Dans ce jardin nous vivons sans alarmes,
Dans l’abondance et la tranquillité.
Notre maître avec vigilance
Veille sur nous du matin jusqu’au soir ;
La pompe, les châssis, les cloches, l’arrosoir,
Nous tenant lieu de providence,
Nous préservent de tous les maux ;
Nous bravons le soleil, le vent et les oiseaux,
Et des hivers la funeste influence :
D’ailleurs aucune dure loi
Ne me contraint tout comme toi ;
J’étends mes longs rameaux suivant ma fantaisie,
Rien ne me gêne ou ne me contrarie,
Et chaque jour je rends grace au destin
Qui m’a fait naître en ce jardin.
Que m’importe d’avoir un maître,
Lorsque je ne m’en aperçoi
Que par les soins qu’il prend de moi ?
— Fort bien, répondit l’if champêtre ;
Mais ce maître plein de douceur
Ne peut-il pas avoir un méchant successeur ?
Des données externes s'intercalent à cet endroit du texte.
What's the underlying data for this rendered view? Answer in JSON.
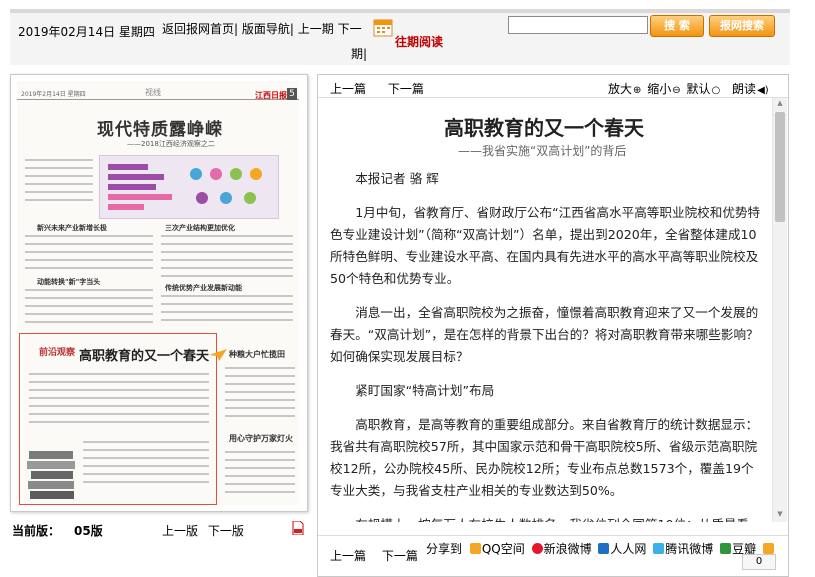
{
  "header": {
    "date": "2019年02月14日  星期四",
    "nav": [
      "返回报网首页|",
      "版面导航|",
      "上一期",
      "下一期|"
    ],
    "past_issues": "往期阅读",
    "search_placeholder": "",
    "search_button": "搜 索",
    "full_search_button": "报网搜索"
  },
  "thumbnail": {
    "section": "视线",
    "page_num": "5",
    "logo": "江西日报",
    "headline": "现代特质露峥嵘",
    "subline": "——2018江西经济观察之二",
    "small_heads": [
      "新兴未来产业新增长极",
      "三次产业结构更加优化",
      "动能转换\"新\"字当头",
      "传统优势产业发展新动能"
    ],
    "lower_badge": "前沿观察",
    "lower_title": "高职教育的又一个春天",
    "right_heads": [
      "种粮大户忙揽田",
      "用心守护万家灯火"
    ]
  },
  "page_footer": {
    "current_label": "当前版：",
    "current_value": "05版",
    "prev": "上一版",
    "next": "下一版"
  },
  "toolbar": {
    "prev": "上一篇",
    "next": "下一篇",
    "zoom_in": "放大",
    "zoom_out": "缩小",
    "default": "默认",
    "read": "朗读"
  },
  "article": {
    "title": "高职教育的又一个春天",
    "subtitle": "——我省实施“双高计划”的背后",
    "byline": "本报记者 骆 辉",
    "paragraphs": [
      "1月中旬，省教育厅、省财政厅公布“江西省高水平高等职业院校和优势特色专业建设计划”（简称“双高计划”）名单，提出到2020年，全省整体建成10所特色鲜明、专业建设水平高、在国内具有先进水平的高水平高等职业院校及50个特色和优势专业。",
      "消息一出，全省高职院校为之振奋，憧憬着高职教育迎来了又一个发展的春天。“双高计划”，是在怎样的背景下出台的？将对高职教育带来哪些影响？如何确保实现发展目标？",
      "紧盯国家“特高计划”布局",
      "高职教育，是高等教育的重要组成部分。来自省教育厅的统计数据显示：我省共有高职院校57所，其中国家示范和骨干高职院校5所、省级示范高职院校12所，公办院校45所、民办院校12所；专业布点总数1573个，覆盖19个专业大类，与我省支柱产业相关的专业数达到50%。",
      "在规模上，按每万人在校生人数排名，我省位列全国第10位；从质量看，学生技能大赛、教师教学能力大赛、教学成果奖获奖数量逐年增加，在全国处于"
    ]
  },
  "footer": {
    "prev": "上一篇",
    "next": "下一篇",
    "share_label": "分享到",
    "share": [
      "QQ空间",
      "新浪微博",
      "人人网",
      "腾讯微博",
      "豆瓣"
    ],
    "count": "0"
  },
  "colors": {
    "accent_red": "#c00000",
    "button_orange": "#f29410",
    "qq": "#f5a623",
    "weibo": "#e6162d",
    "renren": "#1f6fc5",
    "tqq": "#3ab1e7",
    "douban": "#2e963d"
  }
}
Ne peut-il pas aussi changer de caractère,
Ou bien déguiser ses défauts ?
Pour moi, je l’avourai, je ne me firois guère
À ce jardinier débonnaire ;
Souvent il se promène avec certaine faulx
Qui me paroit d’un très-mauvais présage,
Et qui devroit te causer quelque ombrage.
Tiens, le voilà ! … Quel aspect effrayant !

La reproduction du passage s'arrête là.